I realized while meditating this evening that I tend to hold my shoulders up and forward. The guided progressive relaxation I use includes the instructions that the hands should lay “alongside the body, with the palms open toward the ceiling.” This position has always felt uncomfortable to me; my natural inclination has been to lie with my palms down against the bed. This is the position that feels most “relaxed” for me. When I tried to do it as instructed, I felt my arms uncomfortably twisted in a way that became downright infuriating after 45 minutes of motionless contemplation.

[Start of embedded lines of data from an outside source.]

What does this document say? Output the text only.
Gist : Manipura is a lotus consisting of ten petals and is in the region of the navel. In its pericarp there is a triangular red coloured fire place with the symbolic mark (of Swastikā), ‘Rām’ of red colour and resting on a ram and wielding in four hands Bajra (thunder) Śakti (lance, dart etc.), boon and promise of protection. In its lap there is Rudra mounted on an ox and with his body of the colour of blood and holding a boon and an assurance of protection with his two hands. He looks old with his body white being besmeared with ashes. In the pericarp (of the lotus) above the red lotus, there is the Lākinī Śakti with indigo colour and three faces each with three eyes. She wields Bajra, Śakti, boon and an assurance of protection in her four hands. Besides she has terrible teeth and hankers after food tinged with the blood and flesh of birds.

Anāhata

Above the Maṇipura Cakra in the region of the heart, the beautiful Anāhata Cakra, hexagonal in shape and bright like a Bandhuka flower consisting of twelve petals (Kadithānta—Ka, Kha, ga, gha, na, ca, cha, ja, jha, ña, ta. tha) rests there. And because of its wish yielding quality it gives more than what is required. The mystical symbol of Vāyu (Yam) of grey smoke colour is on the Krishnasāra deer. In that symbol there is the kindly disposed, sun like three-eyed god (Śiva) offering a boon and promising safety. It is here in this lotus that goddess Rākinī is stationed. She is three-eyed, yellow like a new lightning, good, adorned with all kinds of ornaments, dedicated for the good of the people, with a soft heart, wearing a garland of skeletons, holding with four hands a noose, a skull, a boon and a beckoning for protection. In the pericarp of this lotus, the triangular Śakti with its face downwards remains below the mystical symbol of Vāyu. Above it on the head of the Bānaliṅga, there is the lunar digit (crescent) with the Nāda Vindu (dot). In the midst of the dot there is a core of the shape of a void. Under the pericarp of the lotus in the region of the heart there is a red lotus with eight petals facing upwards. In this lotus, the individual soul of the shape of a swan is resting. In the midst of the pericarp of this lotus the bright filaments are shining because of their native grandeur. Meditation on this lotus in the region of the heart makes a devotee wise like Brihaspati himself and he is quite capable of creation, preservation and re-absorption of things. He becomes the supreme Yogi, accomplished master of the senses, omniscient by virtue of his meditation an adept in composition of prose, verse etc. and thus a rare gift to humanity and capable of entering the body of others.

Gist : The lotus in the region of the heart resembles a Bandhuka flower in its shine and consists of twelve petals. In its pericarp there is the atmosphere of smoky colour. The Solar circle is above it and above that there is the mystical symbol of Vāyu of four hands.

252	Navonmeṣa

Tonight, in something of a breakthrough, I realized why. Rolling my shoulders in tends to bias my arms toward the palms-down position. If I really relax and stretch the muscles in my chest and put my scapulae flat against the bed, it becomes quite natural and comfortable to lie with my palms open to the ceiling, to say nothing of how it improves my experience of my chest and upper back. I have a barrel chest which, at least as an adolescent, looked pretty strange with my spindly limbs and neck, and I imagine the habit of pulling my shoulders forward was an unconscious effort to minimize this. It’s a habit that might also date to my bodybuilding days, as pulling the shoulders back tends to flatten and minimize the pecs whereas pulling them forward tends to bulge and emphasize the pecs, which, I am somewhat ashamed to admit, is something I once wanted to do.

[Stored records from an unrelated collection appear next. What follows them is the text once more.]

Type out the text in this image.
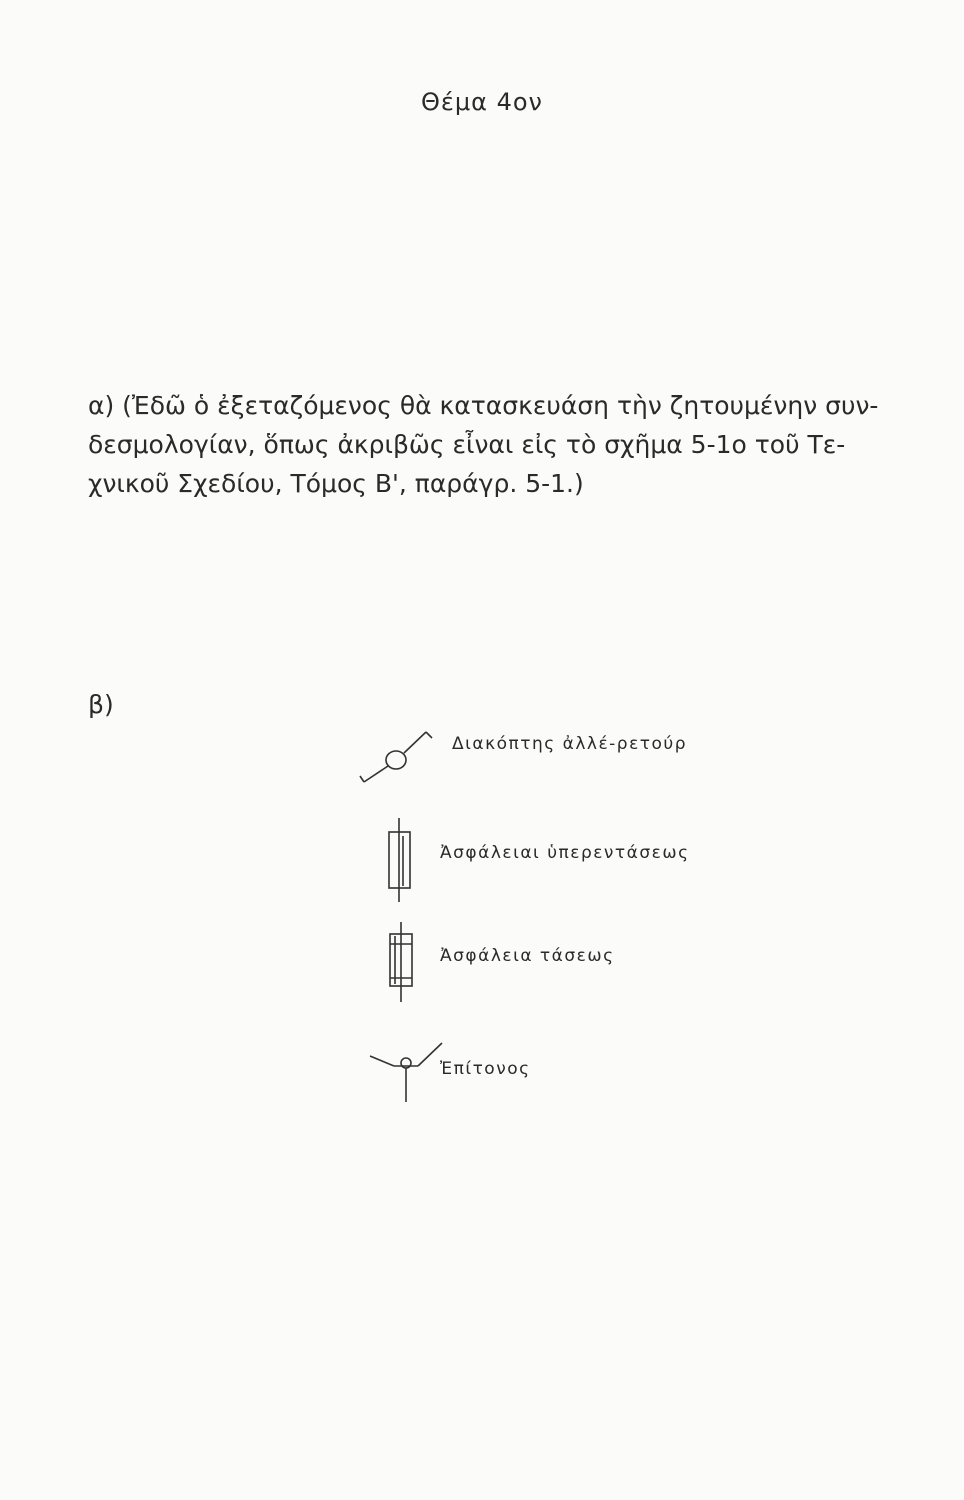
Θέμα 4ον
α) (Ἐδῶ ὁ ἐξεταζόμενος θὰ κατασκευάση τὴν ζητουμένην συν-
δεσμολογίαν, ὅπως ἀκριβῶς εἶναι εἰς τὸ σχῆμα 5-1ο τοῦ Τε-
χνικοῦ Σχεδίου, Τόμος Β', παράγρ. 5-1.)
β)
Διακόπτης ἀλλέ-ρετούρ
Ἀσφάλειαι ὑπερεντάσεως
Ἀσφάλεια τάσεως
Ἐπίτονος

I should think about ways to correct my habit, which I believe is both a lifting and a rounding of my shoulders. My father once told me (and now I wonder if he had an ulterior motive at the time) that he had corrected his own shoulder-rounding problem by having someone affix a piece of surgical tape across his upper back between his shoulder blades when they were in the proper position. Then if he started to pull them forward he would feel resistance and tightening in the tape and would be reminded to leave them back.
If I had somebody around here to apply the tape, I might just try that.
People with bad postures unite!
I don’t know what’s wrong with mine, but I’m sure it’s something awful. The slouching can’t be good. I think it would take more than electrical tape to fix me…perhaps a metal exoskeleton would help. Do you have one somewhere?
I don’t have one, no. But these guys at Berkeley might.